THE PRESENCE (Tom Provost, 2012)

Tiens, je découvre un petit film de fantôme que je ne connaissais pas, The Presence, de Tom Provost.
Je dois avouer que c’est la présence de Mira Sorvino au générique qui m’a attiré.

La thématique me touche, personnellement : l’écrivaine isolée allant chercher l’inspiration dans la solitude et l’isolement, le thème du fantôme se greffant (au bout de plus d’une demi-heure) sur celui de l’inspiration et de la muse.
C’est classique (Shining, La Part des ténèbres), mais chez moi, ça marche toujours.
S’ajoute là-dessus une sorte de triangle amoureux pervers, éveillé avec l’arrivée du courtisan de l’écrivaine, et d’une couche de tentation faustienne.
C’est plutôt intéressant, quoique très classique là encore. Le mécanisme de dissolution des liens affectifs et sociaux est sans surprise, mais efficace.
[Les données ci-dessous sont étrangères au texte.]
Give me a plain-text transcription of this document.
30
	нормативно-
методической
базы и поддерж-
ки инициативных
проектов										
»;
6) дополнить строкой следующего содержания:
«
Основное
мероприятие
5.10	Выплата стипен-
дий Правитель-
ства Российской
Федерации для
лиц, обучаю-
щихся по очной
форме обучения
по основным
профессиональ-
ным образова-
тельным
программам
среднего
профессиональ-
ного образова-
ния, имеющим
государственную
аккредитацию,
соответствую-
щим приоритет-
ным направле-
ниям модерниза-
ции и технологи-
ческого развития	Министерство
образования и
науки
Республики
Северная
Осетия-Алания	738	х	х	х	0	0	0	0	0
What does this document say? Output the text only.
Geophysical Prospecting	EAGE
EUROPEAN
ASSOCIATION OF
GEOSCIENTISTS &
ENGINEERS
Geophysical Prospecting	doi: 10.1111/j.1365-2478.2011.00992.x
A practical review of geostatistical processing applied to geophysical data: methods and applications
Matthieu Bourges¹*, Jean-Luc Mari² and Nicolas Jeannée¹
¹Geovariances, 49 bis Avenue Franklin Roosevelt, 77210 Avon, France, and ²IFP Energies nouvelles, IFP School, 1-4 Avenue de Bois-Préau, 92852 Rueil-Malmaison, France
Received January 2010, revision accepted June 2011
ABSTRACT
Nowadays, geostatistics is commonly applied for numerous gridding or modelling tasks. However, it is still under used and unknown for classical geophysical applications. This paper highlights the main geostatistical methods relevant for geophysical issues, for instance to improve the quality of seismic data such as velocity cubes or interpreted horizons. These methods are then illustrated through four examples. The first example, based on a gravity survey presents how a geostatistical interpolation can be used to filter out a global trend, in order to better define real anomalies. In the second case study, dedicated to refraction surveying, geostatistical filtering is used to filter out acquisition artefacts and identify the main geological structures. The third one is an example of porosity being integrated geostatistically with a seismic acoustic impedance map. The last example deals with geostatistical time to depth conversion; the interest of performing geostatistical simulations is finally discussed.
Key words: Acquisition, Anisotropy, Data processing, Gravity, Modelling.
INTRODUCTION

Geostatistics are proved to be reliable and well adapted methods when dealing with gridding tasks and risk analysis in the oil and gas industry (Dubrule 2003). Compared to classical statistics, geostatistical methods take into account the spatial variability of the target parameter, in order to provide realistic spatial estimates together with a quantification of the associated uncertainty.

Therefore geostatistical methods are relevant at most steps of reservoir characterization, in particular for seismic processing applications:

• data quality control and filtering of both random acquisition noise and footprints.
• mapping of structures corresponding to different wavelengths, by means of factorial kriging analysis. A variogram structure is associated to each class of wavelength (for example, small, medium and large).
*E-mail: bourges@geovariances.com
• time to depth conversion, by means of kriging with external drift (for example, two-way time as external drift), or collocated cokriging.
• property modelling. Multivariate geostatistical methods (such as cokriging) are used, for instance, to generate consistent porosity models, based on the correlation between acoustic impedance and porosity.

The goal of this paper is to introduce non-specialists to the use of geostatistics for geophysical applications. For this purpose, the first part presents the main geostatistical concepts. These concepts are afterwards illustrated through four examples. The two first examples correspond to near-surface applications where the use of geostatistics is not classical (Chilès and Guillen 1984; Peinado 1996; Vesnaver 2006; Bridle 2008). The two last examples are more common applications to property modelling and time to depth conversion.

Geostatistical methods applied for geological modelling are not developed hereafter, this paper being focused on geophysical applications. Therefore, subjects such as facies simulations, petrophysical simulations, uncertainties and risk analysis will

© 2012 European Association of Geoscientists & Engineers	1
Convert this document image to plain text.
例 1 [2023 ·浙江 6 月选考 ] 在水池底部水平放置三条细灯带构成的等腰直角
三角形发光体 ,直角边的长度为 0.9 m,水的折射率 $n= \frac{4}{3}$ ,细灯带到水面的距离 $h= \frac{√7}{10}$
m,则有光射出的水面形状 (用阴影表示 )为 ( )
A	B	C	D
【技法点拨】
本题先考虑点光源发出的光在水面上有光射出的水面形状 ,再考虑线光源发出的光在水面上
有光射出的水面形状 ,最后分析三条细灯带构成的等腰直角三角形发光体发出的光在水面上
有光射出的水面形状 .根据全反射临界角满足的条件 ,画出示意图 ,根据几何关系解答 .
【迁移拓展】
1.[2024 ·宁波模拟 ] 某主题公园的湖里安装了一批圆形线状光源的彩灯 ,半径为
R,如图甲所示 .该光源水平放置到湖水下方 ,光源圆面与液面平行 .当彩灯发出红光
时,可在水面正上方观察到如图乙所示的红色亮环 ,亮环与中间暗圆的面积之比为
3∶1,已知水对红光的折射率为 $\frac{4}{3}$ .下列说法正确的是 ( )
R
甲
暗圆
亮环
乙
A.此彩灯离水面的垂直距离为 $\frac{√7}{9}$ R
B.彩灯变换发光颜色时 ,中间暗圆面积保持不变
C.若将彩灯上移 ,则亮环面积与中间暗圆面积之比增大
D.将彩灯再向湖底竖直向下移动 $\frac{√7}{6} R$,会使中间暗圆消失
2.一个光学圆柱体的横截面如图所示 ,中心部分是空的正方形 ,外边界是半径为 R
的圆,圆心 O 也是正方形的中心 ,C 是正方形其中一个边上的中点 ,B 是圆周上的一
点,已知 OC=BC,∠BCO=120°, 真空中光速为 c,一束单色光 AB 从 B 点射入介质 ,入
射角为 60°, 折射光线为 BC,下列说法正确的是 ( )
L’intérêt du film me semble essentiellement formel. L’utilisation d’un décor de slasher classique (une cabane au fond des bois) pour y glisser un fantôme dans un filmage lent et contemplatif, tirant le meilleur des deux genres. C’est très calme, très immobile, avec un usage intéressant des lumières, les personnages sortant ou entrant dans l’ombre au gré de leurs propres révélations et de leur propre cheminement.
Attention, cette attention à la forme donne au film une épure qui confine au dénudement, une sobriété transformée en sécheresse, que rajoute l’absence de réels effets spéciaux tapageurs.
Tout le contraire d’une approche “décorative” que n’apprécie d’ordinaire pas Photonik, que je soupçonne d’être potentiellement client de ce film. Il y a, en tout cas dans les trente premières minutes, une approche minimaliste que ma maigre culture me porterait à comparer à un Ben Weathley par exemple, toute proportion gardée.
Je ne suis d’ordinaire pas très client d’autant de sécheresse (à peine deux lignes de dialogue en vingt minutes, j’ai un peu été décontenancé, au début), mais j’avoue que la gestion des apparitions du fantôme crée une atmosphère oppressante très efficace.

Assez étonnant, quoi.

Jim

Je vais tenter le coup, je ne connais pas encore mais les caractéristiques que tu évoques me parlent effectivement beaucoup. Et comme toi, je suis particulièrement sensible à la thématique de l’auteur confronté à l’isolement et donc à lui-même, ça amène des “effets d’extériorisation” du mental du personnage très porteurs sur le plan cinématographique (“Barton Fink” style, quoi).
Si tu as aimé l’expérience, peut-être devrais-tu te laisser tenter par les films de Kiyoshi Kurosawa, qui chasse avec beaucoup de brio sur ces terres-là. Benoît est en train de créer plein de threads sur sa filmo, c’est cool.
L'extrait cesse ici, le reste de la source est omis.